# looking for info on a 1992 PH HOBBIES sound system



## robertalan51 (Jan 1, 2011)

Hi, I bought an old PH HOBBIES SOUND SYSTEM and need info on how to hook it up. Does anybody have any ideas as to where I can get info on this old out dated system? Thanks Rob


----------



## Totalwrecker (Feb 26, 2009)

Do a google search of MLS, there was a discussion several years back as we tried to figure out it's origin... it is not a polk hobbies unit.
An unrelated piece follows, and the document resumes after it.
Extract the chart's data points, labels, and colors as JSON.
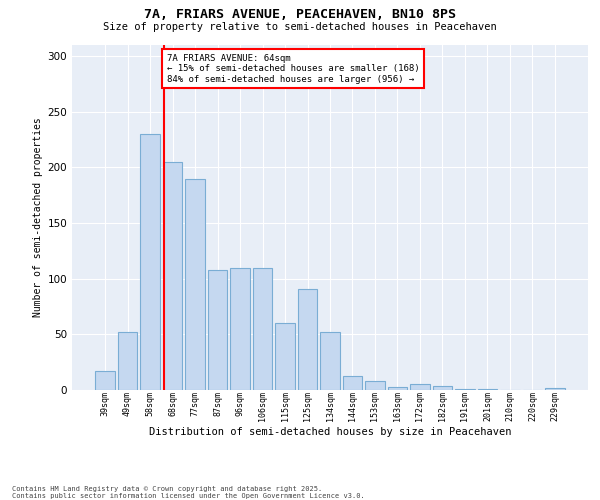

IIRC

Hope this helps...


----------



## Michael Glavin (Jan 2, 2009)

Greg's site has some info on PH Hobbies sound, link below.

http://www.elmassian.com/trains/dcc-battery-rc-electronics/sound-systems/p-h-hobbies

Michael


----------



## rwbrashear (Jan 5, 2008)

Hi Rob,

I posted a few pictures of the board and manual.
http://1stclass.mylargescale.com/rwbrashear/PH_Hobbies/DSC_0041.JPG
http://1stclass.mylargescale.com/rwbrashear/PH_Hobbies/DSC_0042.JPG
http://1stclass.mylargescale.com/rwbrashear/PH_Hobbies/DSC_0043.JPG
http://1stclass.mylargescale.com/rwbrashear/PH_Hobbies/DSC_0044.JPG
http://1stclass.mylargescale.com/rwbrashear/PH_Hobbies/DSC_0047.JPG
http://1stclass.mylargescale.com/rwbrashear/PH_Hobbies/DSC_0049.JPG

Good luck!

Best regards,
Bob


----------